Het veld werd in het midden overlangs doorsneden door een pad (reeds in 1565 vermeld), dat in den beginne een breedte had van zeven voet, later van tien voet.[3] Vóór 1578 nam dit pad zijn begin even ten Zuiden van het in 1552 gesloten Corsgenspoortje (Singel bij de Korsjespoortsteeg),[4] waaraan zowel het straatje als het land hun naam danken. Na 1586 lag de ingang ongeveer in het midden van het tegenwoordige huizenblok, begrensd door Herenstraat, Heren -, Keizers -, en Leliegracht.[5] De aanwezigheid van een gehoogd en gehard pad reeds in 1565 wijst op vroege bewoning.[6] In de eerste jaren van de zeventiende eeuw was de Oostelijke helft vrij dicht bevolkt.

De grond bevond zich in handen van een groot aantal particuliere eigenaren, vogels van diverse pluimage. In 1564 kocht de “crudenier”Willem Michielsz. een huis en erf.[7] Zijn winkel, waar het “Radt van Avontuere” uithing, stond op de Middeldam, aan de Oostzijde van de kleine sluis. Ook zijn beide broers Henrick en Jan waren kruideniers.[8] Jacob van Dyck, waard in de “Prince van Orangien”, de bekende herberg op de Dam, bezat op het pad één roede grond.[9] Voorts ontmoeten wij hier mr. Pieter Veckemans van Meerhout, rector der sedert 1583 verenigde stads – Latijnse scholen. In 1584 belegde hij enige overgespaarde Carolusguldens in twee roeden land.[10]

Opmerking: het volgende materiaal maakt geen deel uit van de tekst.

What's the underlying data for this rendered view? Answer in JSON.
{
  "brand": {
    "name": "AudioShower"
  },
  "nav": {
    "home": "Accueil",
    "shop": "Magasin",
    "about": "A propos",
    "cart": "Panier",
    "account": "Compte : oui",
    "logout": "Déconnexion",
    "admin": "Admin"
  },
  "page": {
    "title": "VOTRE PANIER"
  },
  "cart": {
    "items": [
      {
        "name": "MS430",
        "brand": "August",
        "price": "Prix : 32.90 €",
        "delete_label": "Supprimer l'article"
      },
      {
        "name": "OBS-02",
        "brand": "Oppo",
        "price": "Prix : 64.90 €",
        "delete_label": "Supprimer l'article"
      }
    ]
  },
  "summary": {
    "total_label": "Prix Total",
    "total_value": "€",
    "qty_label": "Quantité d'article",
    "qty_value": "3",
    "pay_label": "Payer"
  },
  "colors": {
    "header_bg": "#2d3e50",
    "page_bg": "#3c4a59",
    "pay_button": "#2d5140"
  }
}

Grondbezitter in het groot was de schatrijke Pompejus of Popius Dircxsz. Occo.[11] Tijdens de stadsuitbreiding van 1609 – 1614 verdween een deel van zijn land in de “lynbaensgraft”en de vestinggordel.[12] In 1609 bewees hij een goede bekende, Jan Cornelisz. Sillingh, woonachtig te Keulen, wellicht een uitgeweken geloofsgenoot, een vriendendienst. Als gemachtigde van deze droeg hij aan de askoper Lambert Claesz. en de brouwer Jacob Pietersz. Nachtglas 49 roeden grond, deel uitmakende van het Corsgenspadt, over.[13] Ruim 11 roeden er van verkochten Lambert en Jacob het volgende jaar aan de lakenkopers Jan Volckertsz. en Lubbert Gerritsz.[14] Jan Volckertsz. en Nachtglas wachtten rustig de vergroting af. Eerst geruime tijd daarna deden zij enige der huiserven, waarin hun toen aan de Zuidzijde der Bloemgracht gelegen terreinen waren verkaveld, van de hand.[15]

Tot de middel-grote grondbezitters op het veld behoorde de verver, laken- en bombazijnreder Jan Ex. In 1608 kocht hij van de verver Adriaen Imbona een aan de Noordzijde van het gemene pad liggende tuin, bevattende twee huizen onder één dak en een zomerhuisje. Lendenen waren: aan de Oostzijde Lenart Tam of Thamissz., aan de Westzijde Pompejus Occo.[16]. Adriaen Imbona was geboren te Brugge. In 1591 woonde hij als verversgezel op het Margrietenpadt. (D.T.B. 663, fol. 51, d.d. 9-2-1591). Lenart Tam was koopman . (Van Dillen, Kohier van 1585, blz. 51). In Maart 1615 stond Ex het grootste gedeelte van het erf, “wesende een verwerye met den hoff, tsamen groot met het pat”ruim 100 roeden, benevens ruim 13 roeden water, “alles gebruyckt tottet vergrooten ende fortificeren deser stede”, aan burgemeesteren en thesaurieren af. Lenden aan de Oostzijde was ook toen Lenart Thamissz., aan de westzijde Ex zelf.[17] En drie maanden later droeg hij aan de stad over ruim 58 roeden erfs en ruim 18 roeden water, “gelegen op de bloemgraft aende zuytzyde . . . alles gebruyckt tottet maecken van de straet[18] en de bloemgraft voorsz.”. De Oostelijke grens van dit opgeofferde stuk was de Prinsengracht[19], zodat het vorige in dit water en zijn kaden terecht moet zijn gekomen. Wij hebben gezien, dat Ex aan de Noordzijde een kans werd geboden, om zijn bestaan opnieuw op te bouwen. Hij is er te gronde gegaan.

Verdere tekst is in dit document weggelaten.